Ernesto Calluori
Dopo molte infatuazioni sulla globalizzazione che sembrava segnare un altro passo avanti in quella specie di progresso che tanti sognavano ne veniamo scoprendo ahimè delle ambiguità. Innanzitutto, è crollata nuovamente l’illusione di una forte dipendenza economica fra le nazioni da costituire la base sicura di un mercato competitivo.

Oggi, la globalizzazione è qualcosa che va oltre lo scambio di merci e beni, perché coinvolge spostamenti massicci di individui e, soprattutto, grazie alle tecnologie informatiche ha creato quello che viene definito il “villaggio globale” dove tutti sono in grado di avere informazioni su tutto. Di conseguenza tutti possiamo essere manipolati da tutti.
In un mare di notizie, sappiamo bene che ce ne sono molte di false e ingannatrici. Alla fine, spinti come siamo a dubitarne di tutti, non passeranno soltanto le “fake-news” ma anche quelle “giuste”. Infatti, la scelta di accettare quelli meritevoli si risolve in una specie di atto di fede. Nel nostro mondo nascondersi è diventato difficile se non impossibile. E allora cosa significa globalizzazione? Per come stanno le cose, sull’altro versante, intere economie tra cui quella cinese sono più nazionali che globali.

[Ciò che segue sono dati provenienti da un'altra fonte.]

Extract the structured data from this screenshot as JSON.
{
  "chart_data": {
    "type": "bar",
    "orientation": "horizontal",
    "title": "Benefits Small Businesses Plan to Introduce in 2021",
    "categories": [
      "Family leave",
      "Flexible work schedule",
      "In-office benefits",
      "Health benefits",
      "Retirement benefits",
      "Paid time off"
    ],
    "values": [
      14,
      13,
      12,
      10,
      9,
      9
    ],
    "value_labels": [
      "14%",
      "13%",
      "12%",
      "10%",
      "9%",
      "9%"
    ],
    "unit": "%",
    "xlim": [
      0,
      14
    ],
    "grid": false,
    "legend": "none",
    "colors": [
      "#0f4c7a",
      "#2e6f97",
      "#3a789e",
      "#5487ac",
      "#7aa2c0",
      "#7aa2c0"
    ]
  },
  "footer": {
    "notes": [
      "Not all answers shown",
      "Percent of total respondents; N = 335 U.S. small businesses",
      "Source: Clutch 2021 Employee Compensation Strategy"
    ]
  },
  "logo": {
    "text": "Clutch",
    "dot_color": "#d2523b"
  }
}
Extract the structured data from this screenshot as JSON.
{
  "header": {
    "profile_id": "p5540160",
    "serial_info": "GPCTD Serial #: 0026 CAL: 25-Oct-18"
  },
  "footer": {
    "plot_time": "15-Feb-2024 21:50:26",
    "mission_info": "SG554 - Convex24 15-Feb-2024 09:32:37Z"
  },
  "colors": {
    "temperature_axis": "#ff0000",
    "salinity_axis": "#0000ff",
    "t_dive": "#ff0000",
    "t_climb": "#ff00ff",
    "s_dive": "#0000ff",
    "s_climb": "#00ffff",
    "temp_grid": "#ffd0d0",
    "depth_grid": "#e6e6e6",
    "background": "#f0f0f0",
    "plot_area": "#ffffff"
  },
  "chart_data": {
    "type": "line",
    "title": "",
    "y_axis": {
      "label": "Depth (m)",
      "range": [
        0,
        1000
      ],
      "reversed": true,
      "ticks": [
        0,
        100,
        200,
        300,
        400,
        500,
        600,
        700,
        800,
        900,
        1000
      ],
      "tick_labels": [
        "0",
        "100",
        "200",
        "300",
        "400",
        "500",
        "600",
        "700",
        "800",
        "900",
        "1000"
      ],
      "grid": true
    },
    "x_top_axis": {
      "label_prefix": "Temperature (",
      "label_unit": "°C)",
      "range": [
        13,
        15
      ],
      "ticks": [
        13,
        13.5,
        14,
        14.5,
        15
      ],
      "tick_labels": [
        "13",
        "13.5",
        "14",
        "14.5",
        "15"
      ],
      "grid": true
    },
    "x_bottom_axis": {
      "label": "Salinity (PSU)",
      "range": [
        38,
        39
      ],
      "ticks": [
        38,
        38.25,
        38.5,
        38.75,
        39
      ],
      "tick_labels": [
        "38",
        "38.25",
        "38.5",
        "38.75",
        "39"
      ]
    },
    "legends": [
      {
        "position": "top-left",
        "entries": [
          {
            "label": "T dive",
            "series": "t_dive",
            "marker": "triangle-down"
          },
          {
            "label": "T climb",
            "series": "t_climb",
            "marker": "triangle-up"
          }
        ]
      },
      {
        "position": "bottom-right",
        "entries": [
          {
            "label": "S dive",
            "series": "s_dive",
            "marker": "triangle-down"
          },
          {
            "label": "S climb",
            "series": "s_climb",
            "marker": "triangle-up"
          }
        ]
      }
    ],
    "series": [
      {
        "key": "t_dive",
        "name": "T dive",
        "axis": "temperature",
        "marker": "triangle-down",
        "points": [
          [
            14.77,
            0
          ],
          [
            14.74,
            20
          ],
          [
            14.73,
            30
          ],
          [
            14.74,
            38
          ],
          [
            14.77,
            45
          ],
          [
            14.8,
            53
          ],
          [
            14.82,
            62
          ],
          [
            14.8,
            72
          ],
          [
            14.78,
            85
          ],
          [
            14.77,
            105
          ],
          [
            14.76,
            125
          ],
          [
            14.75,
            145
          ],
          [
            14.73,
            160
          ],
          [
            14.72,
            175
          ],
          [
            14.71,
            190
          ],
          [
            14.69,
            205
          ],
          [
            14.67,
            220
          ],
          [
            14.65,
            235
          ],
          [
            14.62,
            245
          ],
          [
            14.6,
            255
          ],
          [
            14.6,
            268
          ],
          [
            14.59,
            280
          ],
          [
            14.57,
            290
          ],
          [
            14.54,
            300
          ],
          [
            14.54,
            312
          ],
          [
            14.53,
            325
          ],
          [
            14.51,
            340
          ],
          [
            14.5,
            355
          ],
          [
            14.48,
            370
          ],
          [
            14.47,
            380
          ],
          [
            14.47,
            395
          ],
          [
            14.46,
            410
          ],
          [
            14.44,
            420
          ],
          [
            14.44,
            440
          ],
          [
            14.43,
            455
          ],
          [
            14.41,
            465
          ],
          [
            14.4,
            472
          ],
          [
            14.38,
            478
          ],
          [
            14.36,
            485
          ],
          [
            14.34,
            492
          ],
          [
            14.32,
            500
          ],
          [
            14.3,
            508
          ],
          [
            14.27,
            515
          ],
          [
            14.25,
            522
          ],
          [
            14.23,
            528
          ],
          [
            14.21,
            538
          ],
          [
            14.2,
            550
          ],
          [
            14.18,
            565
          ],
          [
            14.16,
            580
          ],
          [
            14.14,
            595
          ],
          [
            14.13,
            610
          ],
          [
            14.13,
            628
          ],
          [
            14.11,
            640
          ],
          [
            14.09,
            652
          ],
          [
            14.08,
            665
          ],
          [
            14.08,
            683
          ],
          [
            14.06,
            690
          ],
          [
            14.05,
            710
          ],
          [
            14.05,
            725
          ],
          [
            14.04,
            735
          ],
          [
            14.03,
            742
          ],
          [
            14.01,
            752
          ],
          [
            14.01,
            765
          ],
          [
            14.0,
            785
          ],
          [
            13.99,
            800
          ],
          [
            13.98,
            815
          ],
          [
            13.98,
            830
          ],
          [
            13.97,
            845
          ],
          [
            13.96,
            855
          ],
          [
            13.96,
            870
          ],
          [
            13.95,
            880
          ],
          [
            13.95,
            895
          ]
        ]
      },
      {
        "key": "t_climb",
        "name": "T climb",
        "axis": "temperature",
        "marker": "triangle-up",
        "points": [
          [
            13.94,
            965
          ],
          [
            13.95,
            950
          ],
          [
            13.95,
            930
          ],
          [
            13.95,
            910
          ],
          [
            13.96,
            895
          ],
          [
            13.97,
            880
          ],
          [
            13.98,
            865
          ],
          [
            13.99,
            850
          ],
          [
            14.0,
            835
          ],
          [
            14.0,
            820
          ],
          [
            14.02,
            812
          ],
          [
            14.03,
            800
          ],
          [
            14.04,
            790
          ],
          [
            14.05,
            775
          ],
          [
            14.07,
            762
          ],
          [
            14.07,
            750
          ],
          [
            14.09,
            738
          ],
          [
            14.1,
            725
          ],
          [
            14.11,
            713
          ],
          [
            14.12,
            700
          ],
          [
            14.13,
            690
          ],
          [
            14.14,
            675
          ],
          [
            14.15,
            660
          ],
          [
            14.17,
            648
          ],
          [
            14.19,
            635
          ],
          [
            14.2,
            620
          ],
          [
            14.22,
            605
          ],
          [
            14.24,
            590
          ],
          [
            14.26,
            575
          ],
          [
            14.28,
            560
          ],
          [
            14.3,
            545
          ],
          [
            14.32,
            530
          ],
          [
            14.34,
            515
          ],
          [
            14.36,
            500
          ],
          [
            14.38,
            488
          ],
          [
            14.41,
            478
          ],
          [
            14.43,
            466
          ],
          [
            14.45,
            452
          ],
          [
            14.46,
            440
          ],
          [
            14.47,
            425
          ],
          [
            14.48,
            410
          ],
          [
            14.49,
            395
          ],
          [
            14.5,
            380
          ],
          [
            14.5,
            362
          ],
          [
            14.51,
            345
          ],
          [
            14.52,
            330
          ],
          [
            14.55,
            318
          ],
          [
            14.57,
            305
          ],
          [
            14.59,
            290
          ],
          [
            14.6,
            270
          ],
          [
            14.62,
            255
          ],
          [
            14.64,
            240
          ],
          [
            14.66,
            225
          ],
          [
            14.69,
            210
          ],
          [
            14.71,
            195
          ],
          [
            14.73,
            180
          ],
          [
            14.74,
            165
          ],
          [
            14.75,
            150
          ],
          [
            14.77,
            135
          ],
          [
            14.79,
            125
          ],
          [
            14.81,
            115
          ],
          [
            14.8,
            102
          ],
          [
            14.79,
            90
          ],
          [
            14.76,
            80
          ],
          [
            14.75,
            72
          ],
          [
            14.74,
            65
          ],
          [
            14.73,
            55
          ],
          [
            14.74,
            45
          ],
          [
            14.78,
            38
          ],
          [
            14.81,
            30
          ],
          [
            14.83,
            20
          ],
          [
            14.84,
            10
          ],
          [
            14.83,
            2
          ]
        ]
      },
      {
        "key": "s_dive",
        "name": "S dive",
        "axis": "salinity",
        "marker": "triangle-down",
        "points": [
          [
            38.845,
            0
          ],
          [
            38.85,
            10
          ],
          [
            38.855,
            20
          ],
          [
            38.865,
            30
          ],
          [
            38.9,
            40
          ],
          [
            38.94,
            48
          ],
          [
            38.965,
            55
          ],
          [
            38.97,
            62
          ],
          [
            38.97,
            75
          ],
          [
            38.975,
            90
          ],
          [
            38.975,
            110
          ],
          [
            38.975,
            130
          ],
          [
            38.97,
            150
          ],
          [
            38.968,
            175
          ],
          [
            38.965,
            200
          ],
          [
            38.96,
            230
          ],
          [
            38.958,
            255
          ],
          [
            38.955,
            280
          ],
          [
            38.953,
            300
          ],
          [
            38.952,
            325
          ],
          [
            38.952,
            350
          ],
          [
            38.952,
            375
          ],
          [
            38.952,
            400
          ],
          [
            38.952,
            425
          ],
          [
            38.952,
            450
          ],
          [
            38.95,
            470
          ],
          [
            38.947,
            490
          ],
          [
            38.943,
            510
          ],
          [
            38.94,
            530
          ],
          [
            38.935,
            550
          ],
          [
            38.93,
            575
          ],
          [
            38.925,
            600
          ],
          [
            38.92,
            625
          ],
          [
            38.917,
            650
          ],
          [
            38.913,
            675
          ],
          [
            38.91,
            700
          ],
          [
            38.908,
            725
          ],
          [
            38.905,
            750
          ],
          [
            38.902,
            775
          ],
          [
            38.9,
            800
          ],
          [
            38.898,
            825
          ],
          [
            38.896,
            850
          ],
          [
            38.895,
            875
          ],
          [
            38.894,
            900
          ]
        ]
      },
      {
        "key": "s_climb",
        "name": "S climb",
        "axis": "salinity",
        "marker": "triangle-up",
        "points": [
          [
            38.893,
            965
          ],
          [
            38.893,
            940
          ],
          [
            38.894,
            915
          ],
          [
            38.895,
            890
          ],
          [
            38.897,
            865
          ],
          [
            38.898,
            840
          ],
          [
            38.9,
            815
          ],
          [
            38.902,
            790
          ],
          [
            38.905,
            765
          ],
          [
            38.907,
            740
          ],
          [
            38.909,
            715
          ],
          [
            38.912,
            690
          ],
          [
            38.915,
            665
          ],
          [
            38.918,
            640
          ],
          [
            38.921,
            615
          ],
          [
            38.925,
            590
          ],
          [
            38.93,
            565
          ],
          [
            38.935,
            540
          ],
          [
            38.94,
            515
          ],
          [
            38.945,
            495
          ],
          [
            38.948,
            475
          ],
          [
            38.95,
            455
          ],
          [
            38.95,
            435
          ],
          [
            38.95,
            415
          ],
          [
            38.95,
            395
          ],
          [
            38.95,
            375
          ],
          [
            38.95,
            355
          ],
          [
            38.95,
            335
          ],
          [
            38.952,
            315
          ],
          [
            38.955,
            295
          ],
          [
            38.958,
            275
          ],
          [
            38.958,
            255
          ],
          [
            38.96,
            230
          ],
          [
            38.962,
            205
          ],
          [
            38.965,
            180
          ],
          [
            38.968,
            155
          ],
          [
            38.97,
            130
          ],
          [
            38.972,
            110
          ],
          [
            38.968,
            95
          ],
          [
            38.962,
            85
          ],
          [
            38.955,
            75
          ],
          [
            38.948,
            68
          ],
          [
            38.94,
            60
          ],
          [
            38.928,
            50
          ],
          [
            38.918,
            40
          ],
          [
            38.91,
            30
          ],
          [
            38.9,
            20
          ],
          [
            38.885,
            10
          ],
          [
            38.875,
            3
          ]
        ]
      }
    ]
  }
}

Si stanno formando regioni economiche che mirano a creare mercati comuni o aree di libero scambio. All’interno di vari Paesi, importanti attività sembrano sottrarsi completamente alla competizione globale. La domanda viene spontanea : perché mai la globalizzazione si è imposta? Le risposte ovvie sono le migliori come non è tutto chiaro se la fine della guerra fredda sia causa o effetto di questo fenomeno. Insomma, si fa presto a parlare del fenomeno, sia presentandolo come il ritorno al paradiso perduto, sia come la riproposizione di un grande inganno. Converrebbe a tutti che se in questo “villaggio globale” dobbiamo viverci sarà molto meglio organizzarci a vivere in maniera adeguata.